L’Italia deve fare pressione su Israele perché risolva la questione dei campi, il problema palestinese, l’occupazione. Dobbiamo dare a questa gente la cittadinanza, oppure dar loro uno Stato, punto. Il problema è il rispetto delle condizioni di vita, il problema è il lavoro, e questo vale tanto in Nord Africa quanto in Palestina. Bisogna creare un ponte per agevolare, risolvere queste questioni”. Gli chiedo se Spinelli e Rossi, a Ventotene nel 1943 non fossero più utopisti di noi pensando all’Unione Europea, mentre il continente veniva raso al suolo dalle bombe. “Certo che sì! Guarda, Bruxelles ha fatto un buon lavoro, sia sull’economia, sia sul lavoro, sia sulla questione dei confini. Ma ora è debole, si sta disgregando e indebolendo terribilmente l’Europa. È il momento giusto perché il Mediterraneo possa trovare il suo spazio. E per trovarlo serve qualcuno che si faccia capofila, e questo qualcuno non può che essere l’Italia, anche la Grecia, ma è un po’ in difficoltà. L’Italia deve prendere in mano il filo di questo ragionamento”. Gli chiedo però concretamente come si possa fare: “Bisogna creare un’atmosfera, un’ambientazione, voi potete farlo perché in Italia c’è la Sicilia; greci, romani, arabi, spagnoli, tutti sono stati lì perché è un’isola, ed è al centro, e c’è un eccesso, perfino, di Bellezza. La Sicilia deve diventare la Bruxelles del Mediterraneo. Dovete prendere un po’ le distanze dall’EU e lavorare al Mediterraneo, mettere fine alla guerra israelo-palestinese, oggi Israele è uno stato molto forte, cresce, ha tanta tecnologia, tanti giovani, e poi con l’Egitto la pace regge, bisogna dialogare con la Turchia”. Un fiume in piena, che io ascolto con grande gioia. Spesso mi trovo a spiegare l’idea di un Mediterraneo unito a gente che cade dalle nuvole, e mi guarda come un alieno, ma questo di Yehoshua è un endorsement autorevole e forte a Progetto Mediterranea e a quel che stiamo facendo da qualche anno.
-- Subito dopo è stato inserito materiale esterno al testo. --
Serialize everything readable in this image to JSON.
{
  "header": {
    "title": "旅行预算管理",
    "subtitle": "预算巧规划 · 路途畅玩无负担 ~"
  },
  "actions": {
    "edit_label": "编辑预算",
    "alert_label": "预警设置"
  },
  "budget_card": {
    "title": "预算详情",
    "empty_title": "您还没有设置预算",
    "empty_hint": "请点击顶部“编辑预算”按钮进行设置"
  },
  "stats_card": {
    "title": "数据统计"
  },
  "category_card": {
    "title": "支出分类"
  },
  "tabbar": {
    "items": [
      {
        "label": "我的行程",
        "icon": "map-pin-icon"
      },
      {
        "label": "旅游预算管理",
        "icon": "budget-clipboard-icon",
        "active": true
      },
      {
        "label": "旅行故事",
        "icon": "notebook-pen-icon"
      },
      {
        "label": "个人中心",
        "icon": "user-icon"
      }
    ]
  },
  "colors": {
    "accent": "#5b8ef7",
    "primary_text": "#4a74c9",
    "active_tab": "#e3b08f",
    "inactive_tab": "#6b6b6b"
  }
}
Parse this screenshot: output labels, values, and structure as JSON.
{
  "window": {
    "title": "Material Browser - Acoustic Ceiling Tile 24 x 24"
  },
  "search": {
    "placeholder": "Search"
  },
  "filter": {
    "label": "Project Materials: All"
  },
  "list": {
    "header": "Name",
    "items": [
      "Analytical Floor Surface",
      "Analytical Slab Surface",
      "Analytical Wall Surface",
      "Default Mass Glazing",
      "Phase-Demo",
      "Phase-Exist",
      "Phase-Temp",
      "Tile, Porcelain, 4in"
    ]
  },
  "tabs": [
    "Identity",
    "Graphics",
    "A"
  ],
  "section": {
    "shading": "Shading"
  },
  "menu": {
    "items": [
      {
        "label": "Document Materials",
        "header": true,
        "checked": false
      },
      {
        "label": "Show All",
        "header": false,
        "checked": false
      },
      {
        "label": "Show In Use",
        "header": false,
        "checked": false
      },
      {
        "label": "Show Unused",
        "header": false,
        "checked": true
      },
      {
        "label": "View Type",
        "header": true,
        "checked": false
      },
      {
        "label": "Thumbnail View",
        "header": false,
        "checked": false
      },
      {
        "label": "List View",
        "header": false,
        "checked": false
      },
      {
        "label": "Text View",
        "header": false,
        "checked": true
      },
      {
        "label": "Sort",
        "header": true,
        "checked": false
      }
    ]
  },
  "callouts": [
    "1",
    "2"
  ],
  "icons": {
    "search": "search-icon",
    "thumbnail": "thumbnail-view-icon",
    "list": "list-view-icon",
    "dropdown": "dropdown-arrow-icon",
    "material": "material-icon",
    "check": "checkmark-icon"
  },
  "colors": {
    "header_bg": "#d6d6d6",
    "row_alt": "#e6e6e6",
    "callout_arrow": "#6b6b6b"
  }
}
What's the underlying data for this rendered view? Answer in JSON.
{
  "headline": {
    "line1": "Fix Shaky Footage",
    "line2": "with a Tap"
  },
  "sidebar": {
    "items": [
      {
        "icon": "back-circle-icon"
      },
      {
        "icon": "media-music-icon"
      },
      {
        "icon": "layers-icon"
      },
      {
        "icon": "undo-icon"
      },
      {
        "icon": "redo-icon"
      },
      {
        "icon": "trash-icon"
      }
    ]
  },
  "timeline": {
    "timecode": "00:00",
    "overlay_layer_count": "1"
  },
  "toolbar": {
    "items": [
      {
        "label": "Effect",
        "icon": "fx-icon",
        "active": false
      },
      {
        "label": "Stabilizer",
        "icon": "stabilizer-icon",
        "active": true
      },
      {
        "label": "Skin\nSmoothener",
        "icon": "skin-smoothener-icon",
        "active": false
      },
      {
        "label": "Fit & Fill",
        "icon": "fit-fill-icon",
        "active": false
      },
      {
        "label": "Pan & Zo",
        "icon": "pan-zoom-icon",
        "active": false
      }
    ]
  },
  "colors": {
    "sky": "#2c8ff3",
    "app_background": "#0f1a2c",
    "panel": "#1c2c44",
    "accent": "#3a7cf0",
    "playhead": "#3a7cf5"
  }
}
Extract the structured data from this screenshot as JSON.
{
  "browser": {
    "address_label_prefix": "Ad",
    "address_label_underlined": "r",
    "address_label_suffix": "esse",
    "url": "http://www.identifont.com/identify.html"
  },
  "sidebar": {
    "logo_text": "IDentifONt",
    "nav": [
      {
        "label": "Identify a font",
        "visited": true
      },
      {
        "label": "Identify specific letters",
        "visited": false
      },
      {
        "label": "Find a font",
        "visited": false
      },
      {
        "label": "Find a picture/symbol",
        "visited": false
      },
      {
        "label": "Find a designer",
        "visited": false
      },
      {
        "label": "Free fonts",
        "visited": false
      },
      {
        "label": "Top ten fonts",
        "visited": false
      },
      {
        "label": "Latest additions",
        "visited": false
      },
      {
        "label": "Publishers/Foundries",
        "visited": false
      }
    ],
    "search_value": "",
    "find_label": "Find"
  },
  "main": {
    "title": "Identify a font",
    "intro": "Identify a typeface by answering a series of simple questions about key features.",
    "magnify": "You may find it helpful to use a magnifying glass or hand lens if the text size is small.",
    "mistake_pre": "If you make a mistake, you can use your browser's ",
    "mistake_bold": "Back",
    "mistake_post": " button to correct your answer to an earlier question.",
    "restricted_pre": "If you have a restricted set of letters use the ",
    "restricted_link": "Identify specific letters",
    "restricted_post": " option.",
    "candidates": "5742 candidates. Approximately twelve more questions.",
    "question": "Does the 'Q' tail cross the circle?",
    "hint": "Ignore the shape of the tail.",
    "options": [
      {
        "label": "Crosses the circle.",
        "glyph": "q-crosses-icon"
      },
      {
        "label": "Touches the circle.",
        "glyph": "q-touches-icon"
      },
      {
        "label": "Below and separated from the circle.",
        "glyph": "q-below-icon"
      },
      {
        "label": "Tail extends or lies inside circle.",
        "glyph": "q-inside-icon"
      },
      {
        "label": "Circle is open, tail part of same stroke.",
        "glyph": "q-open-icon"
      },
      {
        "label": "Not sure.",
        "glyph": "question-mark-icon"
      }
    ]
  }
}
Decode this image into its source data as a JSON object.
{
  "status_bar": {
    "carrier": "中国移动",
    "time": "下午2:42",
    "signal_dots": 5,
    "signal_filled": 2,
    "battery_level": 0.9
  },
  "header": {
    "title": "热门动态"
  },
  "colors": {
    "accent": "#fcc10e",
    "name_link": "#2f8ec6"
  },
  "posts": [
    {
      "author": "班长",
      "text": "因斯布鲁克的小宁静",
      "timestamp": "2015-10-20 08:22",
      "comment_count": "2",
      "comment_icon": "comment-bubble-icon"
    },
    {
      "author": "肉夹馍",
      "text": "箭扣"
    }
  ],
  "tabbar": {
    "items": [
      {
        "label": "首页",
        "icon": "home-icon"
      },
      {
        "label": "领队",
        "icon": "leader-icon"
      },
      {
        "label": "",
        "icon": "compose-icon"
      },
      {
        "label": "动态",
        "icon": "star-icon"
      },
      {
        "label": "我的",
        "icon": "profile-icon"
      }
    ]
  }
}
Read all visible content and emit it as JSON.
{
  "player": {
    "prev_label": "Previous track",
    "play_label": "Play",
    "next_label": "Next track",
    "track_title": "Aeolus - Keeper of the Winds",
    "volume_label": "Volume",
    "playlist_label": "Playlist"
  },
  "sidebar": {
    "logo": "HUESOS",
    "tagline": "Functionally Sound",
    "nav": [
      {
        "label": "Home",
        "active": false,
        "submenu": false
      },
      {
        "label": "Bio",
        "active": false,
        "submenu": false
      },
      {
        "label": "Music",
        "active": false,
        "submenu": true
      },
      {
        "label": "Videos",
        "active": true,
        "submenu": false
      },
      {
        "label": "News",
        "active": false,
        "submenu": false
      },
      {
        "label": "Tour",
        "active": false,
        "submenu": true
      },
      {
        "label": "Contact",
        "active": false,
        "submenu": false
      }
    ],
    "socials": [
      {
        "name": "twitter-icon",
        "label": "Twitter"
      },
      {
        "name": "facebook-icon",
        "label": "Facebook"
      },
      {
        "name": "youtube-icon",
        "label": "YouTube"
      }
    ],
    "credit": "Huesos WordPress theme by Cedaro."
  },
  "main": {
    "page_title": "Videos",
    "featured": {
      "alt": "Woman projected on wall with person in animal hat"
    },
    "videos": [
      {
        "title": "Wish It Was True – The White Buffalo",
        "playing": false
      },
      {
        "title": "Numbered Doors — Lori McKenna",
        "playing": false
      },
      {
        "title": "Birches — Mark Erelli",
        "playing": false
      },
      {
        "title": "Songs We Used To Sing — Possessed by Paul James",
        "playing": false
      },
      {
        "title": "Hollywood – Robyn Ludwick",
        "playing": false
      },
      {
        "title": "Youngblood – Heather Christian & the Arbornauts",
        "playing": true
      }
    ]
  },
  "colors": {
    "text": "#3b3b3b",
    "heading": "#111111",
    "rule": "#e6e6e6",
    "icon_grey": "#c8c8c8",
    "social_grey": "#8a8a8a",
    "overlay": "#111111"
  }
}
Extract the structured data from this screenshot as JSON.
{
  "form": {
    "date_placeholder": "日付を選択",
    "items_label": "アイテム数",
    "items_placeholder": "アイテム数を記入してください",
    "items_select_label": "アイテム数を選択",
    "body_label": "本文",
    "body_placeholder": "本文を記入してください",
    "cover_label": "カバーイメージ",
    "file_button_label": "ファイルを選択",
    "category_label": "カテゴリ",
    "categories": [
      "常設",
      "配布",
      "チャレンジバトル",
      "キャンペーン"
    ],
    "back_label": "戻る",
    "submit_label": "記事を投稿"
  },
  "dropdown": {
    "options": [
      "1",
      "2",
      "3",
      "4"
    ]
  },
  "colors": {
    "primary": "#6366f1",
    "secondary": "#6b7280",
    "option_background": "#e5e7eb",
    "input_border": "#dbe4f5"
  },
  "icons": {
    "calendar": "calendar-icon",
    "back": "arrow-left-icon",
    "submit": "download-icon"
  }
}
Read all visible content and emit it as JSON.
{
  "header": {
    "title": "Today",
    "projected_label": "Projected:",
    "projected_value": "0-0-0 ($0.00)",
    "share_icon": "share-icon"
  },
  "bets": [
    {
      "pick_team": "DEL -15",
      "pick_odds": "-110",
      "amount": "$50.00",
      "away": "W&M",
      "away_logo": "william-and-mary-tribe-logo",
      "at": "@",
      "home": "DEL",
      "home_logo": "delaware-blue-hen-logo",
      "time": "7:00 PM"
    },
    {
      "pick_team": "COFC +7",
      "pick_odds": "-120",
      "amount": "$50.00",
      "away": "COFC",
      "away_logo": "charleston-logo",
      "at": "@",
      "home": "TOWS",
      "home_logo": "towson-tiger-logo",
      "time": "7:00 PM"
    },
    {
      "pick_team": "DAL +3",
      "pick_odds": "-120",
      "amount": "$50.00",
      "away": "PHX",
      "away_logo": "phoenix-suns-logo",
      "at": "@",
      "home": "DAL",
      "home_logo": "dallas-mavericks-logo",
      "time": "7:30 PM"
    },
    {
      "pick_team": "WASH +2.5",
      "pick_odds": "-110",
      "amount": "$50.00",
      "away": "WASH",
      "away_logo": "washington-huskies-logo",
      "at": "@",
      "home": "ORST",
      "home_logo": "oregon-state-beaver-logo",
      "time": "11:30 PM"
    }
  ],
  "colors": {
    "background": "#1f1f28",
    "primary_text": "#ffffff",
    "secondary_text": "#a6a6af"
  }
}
“Serve un promoter, per questo parlo dell’Italia. Contro il fanatismo islamico. Il Mediterraneo è pluralista, si basa sulle differenze, questa è la sua stessa struttura. Se si fermano gli estremisti possiamo trovare un modello e crescere. Lo sai perché ho così grande successo in Italia con i miei romanzi? Perché sono tutti incentrati sul concetto di famiglia, un altro tema molto mediterraneo. L’Italia ha questo tema centrale. Come per gli inglesi è il tema delle classi sociali, per i francesi il rapporto uomo-donna, per i tedeschi l’ordine e il grottesco, per gli statunitensi l’individualismo, il progetto e la frontiera”.

A questo serve la letteratura, gli chiedo, a mediare con la realtà, interpretarla? Yehoshua ora pare stanco, deve raggiungere il figlio e il nipote, sorride, e mi risponde a una domanda diversa, come ha fatto spesso durante questo dialogo: “Non ho alcuna formula per la letteratura e il suo significato. Non insegno, non do consigli, non tengo corsi di scrittura creativa come fanno molti miei colleghi. L’unico modo per scrivere al meglio di quel che si può è leggere e seguire la propria ispirazione. Io deo molto a Kafka e a Faulkner, diversissimi tra loro. Dipende anche molto da cosa vogliamo scrivere”. Lo aiuto a sbarcare, percorriamo la banchina del porto di Herzliya continuando a parlare di Mediterraneo. Ci abbracciamo vicino alla sua macchina.